The limitations of Hollands (reliable but as mobile as a oil tanker) are thus laid bare infront of him, but unlike Stephens he is playing to his (lesser) potential.
We must all be thankful for Kermogant on a night like this whose contribution was outstanding, at least in terms of raw effort and strength.
It is hard to imagine many players in League One could be at once both battering ram and magician, but his free-kick equaliser was indeed magnifique
Frankly if we played better football through the midfield, he would make a less vital contribution, but as it is his ability to win headers is remarkable (and there are plenty of them).
I'm convinced he might actually have levitated for his late-game headed chance, although maybe the amazing power and spring he produces with every leap was deceptive again.
With the Frenchman probably seeking ibuprofen for a post-match headache, at least Powell didn't insult our intelligence by bemoaning the fact that we didn't get our 'passing game' together (what passing game Chris?).
BWP's horrendous scoring form has given his manager an extraordinary dilemma - drop him and you shatter his confidence further; continue playing him in this form and the team is carrying a passenger.

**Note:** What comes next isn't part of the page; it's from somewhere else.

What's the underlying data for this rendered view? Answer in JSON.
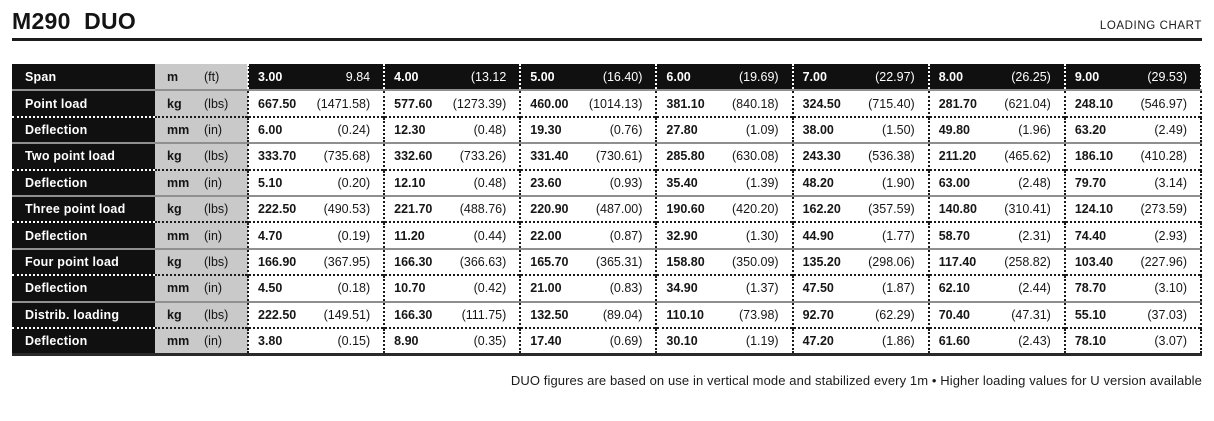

The irony may be that Kermogant is infact le problème
as far as BWP is concerned, the Frenchman winning every header but not really creating chances (other than a snap first-half effort).
As a tactic it's more akin to territorial rugby (something the Frenchman is presumably familiar with) than more cultured and subtle football.
A threaded pass will always be more accurate than a flicked-on header, and this is not his forte, whilst BWP lacks the raw pace to make the most of the latter.
With no goal from open play for the pair since 2011, you sense someone has to go and maybe it's Kermogant for Hayes, assuming BWP is indeed sacrosanct.
Interestingly BWP scored 7 goals in 10 games when partnering Hayes, but only 7 goals in 16 games when partnering Kermogant (of which none have come in the past 9).
Powell to his credit has not previously been shy to make tough selection decisions for the good of the team, and now is time to make another.
Our defence is so good that scoring just one goal (as we have in six of the last seven matches) is enough to keep the points total ticking over, but he must know as well as the fans do that cracks are being papered over.
Fortunately we are so far clear of third place that there is little risk of the edifice collapsing.
On Saturday I am bringing my 5-year old son to his first game at The Valley, one which has been given a little more spice by virtue of last night's result.
Stevenage are the fittest team in League One, their all-action pressing game incorrectly being mistaken for a 'long ball' one.
They may have one eye on their Cup replay at Spurs, but a win on Saturday could leave them 15 points behind us with two games in hand, depending on tonight's result at Notts County.
Surely this is still a near insurmountable gap, but if Charlton bums do start to get squeaky, we could do without another team ready to gang up on us.